Six Tips for a Spring Six-Pack
- Posted on: Mar 3 2014
Today is the first official day of spring, which also means bikini season has arrived. We all want to look amazing in our bikinis, and one of the most noticeable aspects of a great bikini body is a flat stomach. But getting that flat stomach, or even better, six-pack abs, doesn’t just come from eating salads and doing crunches. Try some of these simple tips to help you get that sexy six-pack this spring:
- Make water your new BFF. Drink A LOT of water. If you think drinking one glass a day is enough, newsflash: it’s not. Water prevents hunger, food cravings and stops you from eating more than you need. Easy Adjustment: Try drinking at least one liter of water each day. An easy way to ensure you drink this much is to start replacing all of your other beverages (i.e. soda, juice or coffee) with water. Bonus: water is cheaper so you will be saving money!
- Get more sleep. Here’s a fun fact you’ll appreciate: a recent Harvard study found that people who slept less than 5 hours a night weighed about 5 pounds more than people who sleep at least 7 hours a night. Why? Lack of sleep increases activity in the “reward” part of your brain, which leads you to reward yourself, more often than not in the form of food. Easy Adjustment: Well, this is obvious. Get more sleep. Shoot for at least eight hours every night. Anything less than seven hours a night is not enough.

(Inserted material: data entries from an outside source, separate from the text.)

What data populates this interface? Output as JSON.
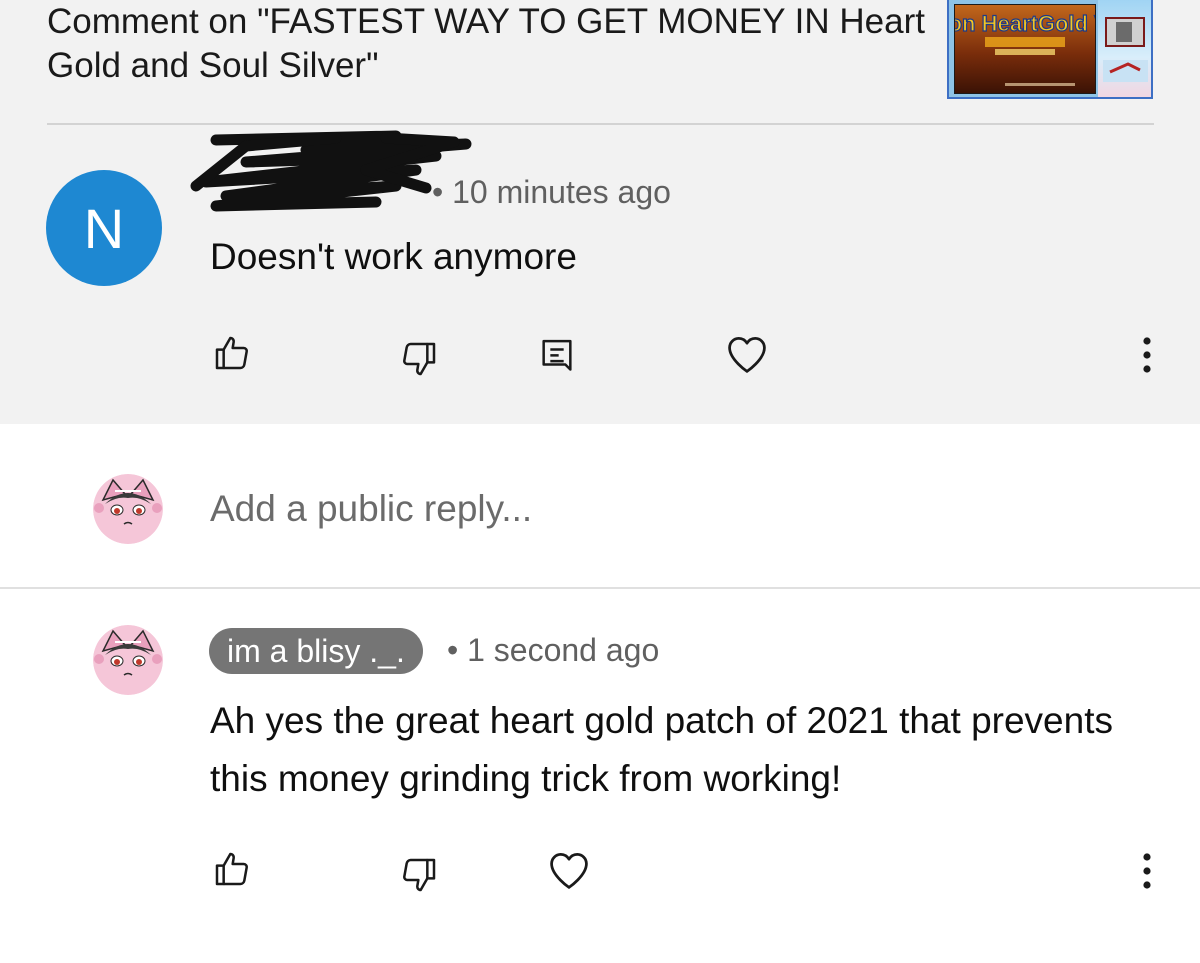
{
  "header": {
    "title": "Comment on \"FASTEST WAY TO GET MONEY IN Heart Gold and Soul Silver\"",
    "video_thumbnail": {
      "logo_text": "Pokémon HeartGold Version",
      "brand_color": "#3d6fc4"
    }
  },
  "comment": {
    "author_initial": "N",
    "avatar_color": "#1e88d2",
    "author_name_redacted": true,
    "meta": "• 10 minutes ago",
    "text": "Doesn't work anymore",
    "actions": {
      "like_icon": "thumb-up-icon",
      "dislike_icon": "thumb-down-icon",
      "reply_icon": "reply-comment-icon",
      "heart_icon": "heart-icon",
      "more_icon": "more-vertical-icon"
    }
  },
  "reply_box": {
    "placeholder": "Add a public reply..."
  },
  "reply": {
    "author": "im a blisy ._.",
    "meta": "• 1 second ago",
    "text": "Ah yes the great heart gold patch of 2021 that prevents this money grinding trick from working!",
    "author_chip_color": "#757575"
  }
}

- Add High Intensity Training (HIT) to your workouts. As the famously fit trainer Jillian Michaels would say, “You can’t just do crunches, you can’t spot reduce fat that way. It’s a lie.” Adding high intensity, interval training to your workout routines a few times a week will help you burn more calories in less time. Easy Adjustment: Add any of these short, fast movements to your routine two to three times a week: jumping jacks, burpees, mountain climbers or jumping rope. Start out at moderate speed for about 30 seconds, and work your way torward faster movements at about a minute for each interval.

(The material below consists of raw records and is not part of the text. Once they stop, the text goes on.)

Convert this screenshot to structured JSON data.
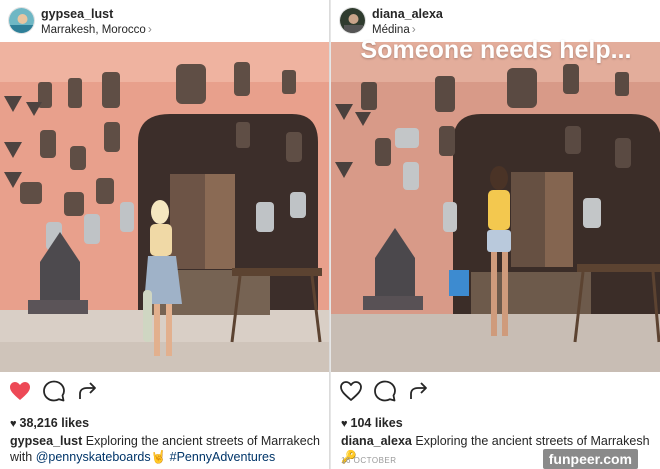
{
  "left_post": {
    "username": "gypsea_lust",
    "location": "Marrakesh, Morocco",
    "likes": "38,216 likes",
    "caption_user": "gypsea_lust",
    "caption_text": "Exploring the ancient streets of Marrakech with",
    "mention": "@pennyskateboards",
    "emoji": "🤘",
    "hashtag": "#PennyAdventures",
    "liked": true,
    "colors": {
      "heart": "#ed4956",
      "wall": "#e9a494",
      "skirt": "#9fb2c8",
      "top": "#f0d9a6"
    }
  },
  "right_post": {
    "username": "diana_alexa",
    "location": "Médina",
    "overlay_text": "Someone needs help...",
    "likes": "104 likes",
    "caption_user": "diana_alexa",
    "caption_text": "Exploring the ancient streets of Marrakesh",
    "emoji": "🔑",
    "date": "16 OCTOBER",
    "liked": false,
    "colors": {
      "wall": "#d89a88",
      "shorts": "#b9c9dc",
      "top": "#f3c84f"
    }
  },
  "icons": {
    "like": "heart-icon",
    "comment": "comment-icon",
    "share": "share-icon",
    "location_chevron": "chevron-right-icon"
  },
  "watermark": "funpeer.com"
}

- Lay off the booze. Steer clear of the term “Beer Belly” by limiting your alcohol consumption. Most forms of alcohol are high in empty calories. Large amounts of alcohol, especially consumed in the evening, are also proven to have a bloating effect. Easy Adjustment: Indulge in the occasional social drink during a holiday or celebration, but try to limit it to one glass. Drink this glass slowly, and try drinking a glass of water with it so it slows down your drinking.
- Smart snacking. Did you know that over the years, snack sizes in the U.S. have increased from around 360 calories to 500 calories? If you are an average worker snacking about twice a day, that’s an additional 1,000 calories you’re taking in every day, all from snacking alone! Easy Adjustment: When grabbing a snack for later, only use one handful of whatever you are going to snack on. If it doesn’t fit into your hand, the portion size is too large. Try protein-rich snacks like almonds, some low-fat cheese or even some beef jerky.
- Try a non-invasive procedure to tackle problem areas. Sometimes no matter how much we diet and workout, we still have problem areas in our stomach area or around our waistline. Easy Adjustment: Try the non-invasive Liposonix treatment. This revolutionary technology vanishes unwanted, hard to lose fat, with patients reporting going down a whole clothing size.
Along with your regular workouts, these tips will have you bikini ready before you can say “summer.”